Un brin d’amants

Comme j’aimerais poser des dentelles de soie
précieuse et sauvage autour de nos regards
et tisser des panneaux de velours chatoyants
flottant sous le murmure le long de ton départ

Etre fragile et cassante sous le spectre du chagrin
mes doigts de fée couleur de lait tremblants et fins
jouant des airs du ciel pour faire tomber les nuages
comme un voile sur ma tête posée prés de ton rêve

Comme j’aimerais que le silence frileux qui s’anime
s’approche de ta bouche et s’éloigne de la mienne
en ronrons inaudibles sous des mots qui s’inventent
pour faire le bruit des pas d’une histoire qui avance

vers un jour étoilé qui ressemble à mille songes
en un lieu à mi ciel entre un aigle et une ombre
habillée de velours et fardée de dentelles
avec des doigts de fée couleur de lait tremblants et fins
dans les serres d’acier d’un aigle brun aux plumes d’argent.

© Amina MEKAHLI

Juste un baiser pendu

S’il me suffisait de lui dire tant
que son ombre flotte sur l’air
de ma chanson vieille de temps
que sa main lisse mes rides puis
comme une partition perdue oh!

S’il me suffisait de lui rire an
par an mes souvenirs de lui
que je n’ai vu jamais de vie
ni en rêve fleuri jamais vu
mais il rentre et sort en moi

Comme il suffirait de pousser
la porte du poulailler en coq
coloré de mille flammes oui
de cent baisers au cou pendus
et de quelques secondes Nous.

© Amina MEKAHLI

Les femmes qui sortent la nuit

Il y a une catégorie de femmes qui n’existe nulle part ailleurs que par ici “Les femmes qui sortent la nuit” des femmes qui ont transgressé un monde fait par et pour les hommes, un monde où la femme est bijoux, où la femme est genoux, où la femme est caillou, une “chouette” chez les hiboux.
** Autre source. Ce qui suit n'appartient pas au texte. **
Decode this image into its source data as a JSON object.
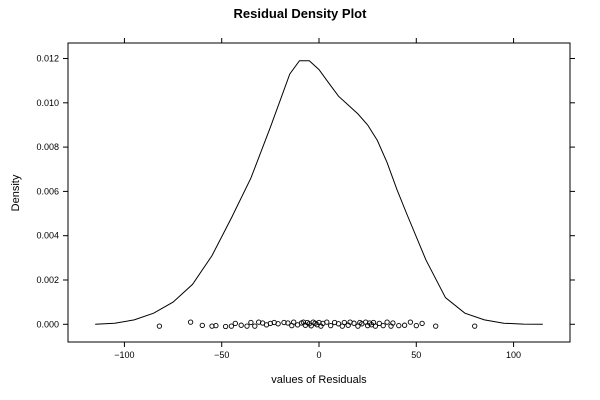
{
  "chart_data": {
    "type": "line",
    "title": "Residual Density Plot",
    "xlabel": "values of Residuals",
    "ylabel": "Density",
    "xlim": [
      -129,
      129
    ],
    "ylim": [
      -0.0008,
      0.0127
    ],
    "x_ticks": [
      -100,
      -50,
      0,
      50,
      100
    ],
    "x_tick_labels": [
      "−100",
      "−50",
      "0",
      "50",
      "100"
    ],
    "y_ticks": [
      0.0,
      0.002,
      0.004,
      0.006,
      0.008,
      0.01,
      0.012
    ],
    "y_tick_labels": [
      "0.000",
      "0.002",
      "0.004",
      "0.006",
      "0.008",
      "0.010",
      "0.012"
    ],
    "grid": false,
    "line_color": "#000000",
    "series": [
      {
        "x": [
          -115,
          -105,
          -95,
          -85,
          -75,
          -65,
          -55,
          -45,
          -35,
          -25,
          -15,
          -10,
          -5,
          0,
          5,
          10,
          15,
          20,
          25,
          30,
          35,
          40,
          45,
          55,
          65,
          75,
          85,
          95,
          105,
          115
        ],
        "y": [
          0.0,
          5e-05,
          0.0002,
          0.0005,
          0.001,
          0.0018,
          0.0031,
          0.0048,
          0.0066,
          0.0089,
          0.0113,
          0.0119,
          0.0119,
          0.0115,
          0.0109,
          0.0103,
          0.0099,
          0.0095,
          0.009,
          0.0083,
          0.0073,
          0.0061,
          0.005,
          0.0029,
          0.0012,
          0.0005,
          0.0002,
          5e-05,
          1e-05,
          0.0
        ]
      }
    ],
    "rug_points": [
      {
        "x": -82,
        "y": -8e-05
      },
      {
        "x": -66,
        "y": 0.0001
      },
      {
        "x": -60,
        "y": -5e-05
      },
      {
        "x": -55,
        "y": -8e-05
      },
      {
        "x": -53,
        "y": -6e-05
      },
      {
        "x": -48,
        "y": -0.0001
      },
      {
        "x": -45,
        "y": -8e-05
      },
      {
        "x": -43,
        "y": 4e-05
      },
      {
        "x": -40,
        "y": -4e-05
      },
      {
        "x": -37,
        "y": -8e-05
      },
      {
        "x": -35,
        "y": 8e-05
      },
      {
        "x": -33,
        "y": -8e-05
      },
      {
        "x": -31,
        "y": 0.0001
      },
      {
        "x": -29,
        "y": 6e-05
      },
      {
        "x": -27,
        "y": -3e-05
      },
      {
        "x": -25,
        "y": 4e-05
      },
      {
        "x": -23,
        "y": 8e-05
      },
      {
        "x": -21,
        "y": 2e-05
      },
      {
        "x": -18,
        "y": 8e-05
      },
      {
        "x": -16,
        "y": 6e-05
      },
      {
        "x": -14,
        "y": -6e-05
      },
      {
        "x": -13,
        "y": 0.0001
      },
      {
        "x": -11,
        "y": -3e-05
      },
      {
        "x": -9,
        "y": 6e-05
      },
      {
        "x": -8,
        "y": 0.0001
      },
      {
        "x": -7,
        "y": -4e-05
      },
      {
        "x": -6,
        "y": 8e-05
      },
      {
        "x": -5,
        "y": 2e-05
      },
      {
        "x": -4,
        "y": -7e-05
      },
      {
        "x": -3,
        "y": 0.0001
      },
      {
        "x": -2,
        "y": 5e-05
      },
      {
        "x": -1,
        "y": -2e-05
      },
      {
        "x": 0,
        "y": 8e-05
      },
      {
        "x": 1,
        "y": -8e-05
      },
      {
        "x": 2,
        "y": 4e-05
      },
      {
        "x": 4,
        "y": 0.0001
      },
      {
        "x": 6,
        "y": -6e-05
      },
      {
        "x": 8,
        "y": 8e-05
      },
      {
        "x": 10,
        "y": 2e-05
      },
      {
        "x": 12,
        "y": -8e-05
      },
      {
        "x": 13,
        "y": 8e-05
      },
      {
        "x": 15,
        "y": -4e-05
      },
      {
        "x": 16,
        "y": 0.0001
      },
      {
        "x": 18,
        "y": 5e-05
      },
      {
        "x": 20,
        "y": -8e-05
      },
      {
        "x": 21,
        "y": 8e-05
      },
      {
        "x": 22,
        "y": 2e-05
      },
      {
        "x": 24,
        "y": 0.0001
      },
      {
        "x": 25,
        "y": -6e-05
      },
      {
        "x": 26,
        "y": 6e-05
      },
      {
        "x": 27,
        "y": -2e-05
      },
      {
        "x": 28,
        "y": 8e-05
      },
      {
        "x": 29,
        "y": -8e-05
      },
      {
        "x": 31,
        "y": 4e-05
      },
      {
        "x": 33,
        "y": -6e-05
      },
      {
        "x": 35,
        "y": 0.0001
      },
      {
        "x": 37,
        "y": -8e-05
      },
      {
        "x": 38,
        "y": 6e-05
      },
      {
        "x": 41,
        "y": -6e-05
      },
      {
        "x": 44,
        "y": -4e-05
      },
      {
        "x": 47,
        "y": 0.0001
      },
      {
        "x": 50,
        "y": -6e-05
      },
      {
        "x": 53,
        "y": 4e-05
      },
      {
        "x": 60,
        "y": -8e-05
      },
      {
        "x": 80,
        "y": -8e-05
      }
    ]
  }
}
Des femmes qui se glissent entre les failles pour entrer dans les gueules de loups, dans le gouffre de la nuit maudite, la nuit proscrite, une nuit comme un soir pour des hommes qui s’ennuient, qui s’engueulent, qui se vomissent les uns sur les autres, des hommes au masculin pluriel qui n’ont de femme que leur mère, plus vierge que vierge, leurs sœurs sous les verrous et leurs épouses sous la menace.

Des hommes qui guettent, qui s’apprêtent, qui se frottent les uns contre les autres autour de leur bedaine commune. Des hommes de pari en pariade, gloussant des surnoms crasseux sous des moustaches vénales, exhibant leur savoir dans des répliques de fortune.
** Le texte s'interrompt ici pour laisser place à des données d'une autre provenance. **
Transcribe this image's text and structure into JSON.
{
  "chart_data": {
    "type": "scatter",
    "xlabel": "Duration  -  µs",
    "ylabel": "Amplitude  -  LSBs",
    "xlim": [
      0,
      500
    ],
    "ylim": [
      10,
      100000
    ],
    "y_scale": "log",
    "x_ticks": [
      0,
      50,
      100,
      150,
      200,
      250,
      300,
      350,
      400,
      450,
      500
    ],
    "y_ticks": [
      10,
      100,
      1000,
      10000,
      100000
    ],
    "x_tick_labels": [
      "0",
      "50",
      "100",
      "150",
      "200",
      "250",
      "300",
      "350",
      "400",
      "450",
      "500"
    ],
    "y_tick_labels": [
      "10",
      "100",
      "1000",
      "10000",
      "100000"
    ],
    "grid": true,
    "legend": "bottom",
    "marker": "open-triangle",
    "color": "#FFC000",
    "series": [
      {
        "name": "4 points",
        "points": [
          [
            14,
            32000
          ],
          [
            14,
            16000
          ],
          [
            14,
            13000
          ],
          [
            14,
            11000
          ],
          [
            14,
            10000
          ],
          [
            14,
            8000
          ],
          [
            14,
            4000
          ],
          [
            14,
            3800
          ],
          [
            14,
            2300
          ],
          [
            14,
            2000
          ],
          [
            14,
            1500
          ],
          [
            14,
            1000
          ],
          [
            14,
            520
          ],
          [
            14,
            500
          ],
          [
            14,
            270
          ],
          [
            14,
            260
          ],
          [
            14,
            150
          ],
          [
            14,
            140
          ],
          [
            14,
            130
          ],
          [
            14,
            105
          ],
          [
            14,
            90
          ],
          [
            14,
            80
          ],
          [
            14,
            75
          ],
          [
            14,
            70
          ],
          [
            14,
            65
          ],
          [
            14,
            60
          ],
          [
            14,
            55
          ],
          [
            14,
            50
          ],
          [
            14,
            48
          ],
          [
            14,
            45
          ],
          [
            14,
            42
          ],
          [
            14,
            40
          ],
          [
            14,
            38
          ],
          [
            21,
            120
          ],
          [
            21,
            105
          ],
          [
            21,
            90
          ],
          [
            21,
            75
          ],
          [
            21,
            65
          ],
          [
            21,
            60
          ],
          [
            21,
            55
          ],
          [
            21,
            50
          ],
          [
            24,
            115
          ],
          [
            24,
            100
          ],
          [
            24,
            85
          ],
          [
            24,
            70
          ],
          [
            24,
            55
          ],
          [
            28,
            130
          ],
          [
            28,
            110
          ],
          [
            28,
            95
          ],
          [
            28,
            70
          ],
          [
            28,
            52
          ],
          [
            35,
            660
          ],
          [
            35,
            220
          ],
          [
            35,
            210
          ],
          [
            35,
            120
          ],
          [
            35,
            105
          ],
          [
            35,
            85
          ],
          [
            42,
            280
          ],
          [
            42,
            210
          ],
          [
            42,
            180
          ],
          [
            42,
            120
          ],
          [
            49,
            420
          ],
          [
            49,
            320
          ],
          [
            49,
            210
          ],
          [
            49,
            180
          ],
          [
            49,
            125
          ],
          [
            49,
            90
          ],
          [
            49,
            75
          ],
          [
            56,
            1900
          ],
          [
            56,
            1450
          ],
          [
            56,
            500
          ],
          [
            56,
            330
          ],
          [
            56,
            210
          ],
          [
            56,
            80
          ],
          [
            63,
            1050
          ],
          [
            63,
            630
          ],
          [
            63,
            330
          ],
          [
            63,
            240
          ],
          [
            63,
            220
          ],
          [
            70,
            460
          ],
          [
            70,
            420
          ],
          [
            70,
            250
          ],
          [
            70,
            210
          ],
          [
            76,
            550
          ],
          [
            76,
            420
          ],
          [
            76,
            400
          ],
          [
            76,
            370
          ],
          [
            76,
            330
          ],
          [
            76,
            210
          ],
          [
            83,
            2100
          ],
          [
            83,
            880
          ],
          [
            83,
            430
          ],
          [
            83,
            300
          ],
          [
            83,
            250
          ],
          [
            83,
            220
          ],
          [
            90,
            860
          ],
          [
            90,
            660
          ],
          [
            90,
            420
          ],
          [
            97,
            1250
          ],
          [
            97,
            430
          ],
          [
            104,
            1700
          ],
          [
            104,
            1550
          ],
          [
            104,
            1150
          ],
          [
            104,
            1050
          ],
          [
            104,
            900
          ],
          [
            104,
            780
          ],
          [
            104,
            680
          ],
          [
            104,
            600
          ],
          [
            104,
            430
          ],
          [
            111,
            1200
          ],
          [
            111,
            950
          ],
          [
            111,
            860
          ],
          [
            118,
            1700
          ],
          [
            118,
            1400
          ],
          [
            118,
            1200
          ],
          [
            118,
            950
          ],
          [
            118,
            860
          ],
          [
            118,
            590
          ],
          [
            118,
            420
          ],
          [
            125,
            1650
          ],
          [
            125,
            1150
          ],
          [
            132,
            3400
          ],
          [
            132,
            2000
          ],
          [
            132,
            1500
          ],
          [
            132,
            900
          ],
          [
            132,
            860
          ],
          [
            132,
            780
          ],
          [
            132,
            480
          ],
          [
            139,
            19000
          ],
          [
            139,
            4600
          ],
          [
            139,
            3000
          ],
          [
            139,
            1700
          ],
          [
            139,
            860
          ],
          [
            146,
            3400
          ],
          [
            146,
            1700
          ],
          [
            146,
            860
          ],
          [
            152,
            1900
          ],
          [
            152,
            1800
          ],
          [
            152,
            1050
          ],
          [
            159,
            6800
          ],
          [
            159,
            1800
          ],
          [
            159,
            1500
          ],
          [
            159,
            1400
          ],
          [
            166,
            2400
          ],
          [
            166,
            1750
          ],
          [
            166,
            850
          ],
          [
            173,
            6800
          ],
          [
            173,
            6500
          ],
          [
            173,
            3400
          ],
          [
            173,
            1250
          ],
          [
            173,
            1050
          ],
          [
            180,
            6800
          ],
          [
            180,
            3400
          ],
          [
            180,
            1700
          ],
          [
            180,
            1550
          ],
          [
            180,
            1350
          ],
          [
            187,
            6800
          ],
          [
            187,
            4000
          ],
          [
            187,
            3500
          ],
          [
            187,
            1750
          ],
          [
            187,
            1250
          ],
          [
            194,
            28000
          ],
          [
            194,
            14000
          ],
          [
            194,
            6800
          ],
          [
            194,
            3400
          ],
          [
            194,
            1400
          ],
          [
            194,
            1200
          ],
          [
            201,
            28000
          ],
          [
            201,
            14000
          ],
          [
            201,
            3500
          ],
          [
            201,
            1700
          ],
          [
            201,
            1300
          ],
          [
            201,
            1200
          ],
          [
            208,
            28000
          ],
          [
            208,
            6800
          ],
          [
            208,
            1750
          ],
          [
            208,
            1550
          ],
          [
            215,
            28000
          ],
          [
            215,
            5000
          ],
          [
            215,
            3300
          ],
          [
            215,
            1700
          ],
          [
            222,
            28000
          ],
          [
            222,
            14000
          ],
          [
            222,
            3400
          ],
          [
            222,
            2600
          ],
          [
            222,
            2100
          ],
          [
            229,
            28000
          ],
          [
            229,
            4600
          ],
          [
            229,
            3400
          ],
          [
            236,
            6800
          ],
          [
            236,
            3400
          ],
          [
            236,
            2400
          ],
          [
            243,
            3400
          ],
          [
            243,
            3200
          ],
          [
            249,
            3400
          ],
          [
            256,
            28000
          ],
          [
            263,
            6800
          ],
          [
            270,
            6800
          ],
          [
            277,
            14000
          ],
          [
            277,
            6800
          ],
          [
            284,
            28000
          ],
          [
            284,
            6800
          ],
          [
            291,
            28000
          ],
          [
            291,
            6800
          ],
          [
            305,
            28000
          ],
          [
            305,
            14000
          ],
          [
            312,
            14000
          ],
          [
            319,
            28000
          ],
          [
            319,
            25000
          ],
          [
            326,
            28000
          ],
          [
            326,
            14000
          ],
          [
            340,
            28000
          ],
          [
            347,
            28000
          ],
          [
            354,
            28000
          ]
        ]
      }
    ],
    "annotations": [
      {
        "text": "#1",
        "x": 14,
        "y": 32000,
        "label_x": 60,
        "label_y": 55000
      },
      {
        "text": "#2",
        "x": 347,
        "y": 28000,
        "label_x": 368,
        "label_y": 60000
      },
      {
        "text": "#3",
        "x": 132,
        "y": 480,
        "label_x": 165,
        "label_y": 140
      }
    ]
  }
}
Des femmes comme vous et moi n’auraient pas besoin de courage pour pousser la porte plus loin que les faux semblants, la porte d’un monde sans partage qui ressemble aux regards des hommes.

Des femmes qui décident que leur vie est un chemin et non pas une idée reçue, des femmes qui choisissent et ne sont pas à choisir, des femmes qui s’amusent sans vouloir amuser la galerie marchande.

Des femmes comme une femme à chaque fois, individu singulier sans sobriquet et sans index au bout du regard.

Des femmes qui s’invitent sans vous inviter messieurs les hommes et sans penser à vos débats houleux sur un Dieu qui ne veille que sur vous, des femmes qui vous ignorent et qui vous plaignent, agglutinés comme des meutes de rescapés d’une guerre contre vous même, criant comme des forçats que vous êtes heureux pour nous, que vous admirez notre audace, que nous devrions être plus nombreuses, mais mon oeil et celui de toutes les femmes qui travaillent plus que vous, qui gagnent plus que vous, qui vous piétinent dans votre tranche horaire, qui dénigrent votre dictât et votre testostérone dans le sens contraire du poil.

Mesdames, de deux sobriquets il faut choisir le moindre, sortir le soir ou s’enfuir; nous restons ici et nous vous regardons”Hommes” assis autour de vos certitudes, poilus et en colère, manger le poisson qui manque à vos enfants et buvant la bénédiction de vos mères qui vous vénèrent imparfaits et odieux.

“Les femmes qui sortent la nuit” habillées d’illusions, flirtant avec vos “égaux “qui trinquent à votre décadence et mâchent votre image jusqu’à la cracher au petit matin sur le lit de leurs promises fertiles qui ne vous ressembleront jamais, vous l’objet du déni.

Je vous regarde souvent petites fleurs venues taper à des heures indues aux portes des impies qui demain au soleil vous maudiront dans les rues.

Je vous regarde souvent belles femmes d’Algérie croyant au feu de paille qu’allume votre venue dans un monde où les hommes se cachent et s’enfuient.

Un feu qui brûle vos rêves et vos derniers défis pour vous conduire souvent dans les demeures de l’ennui.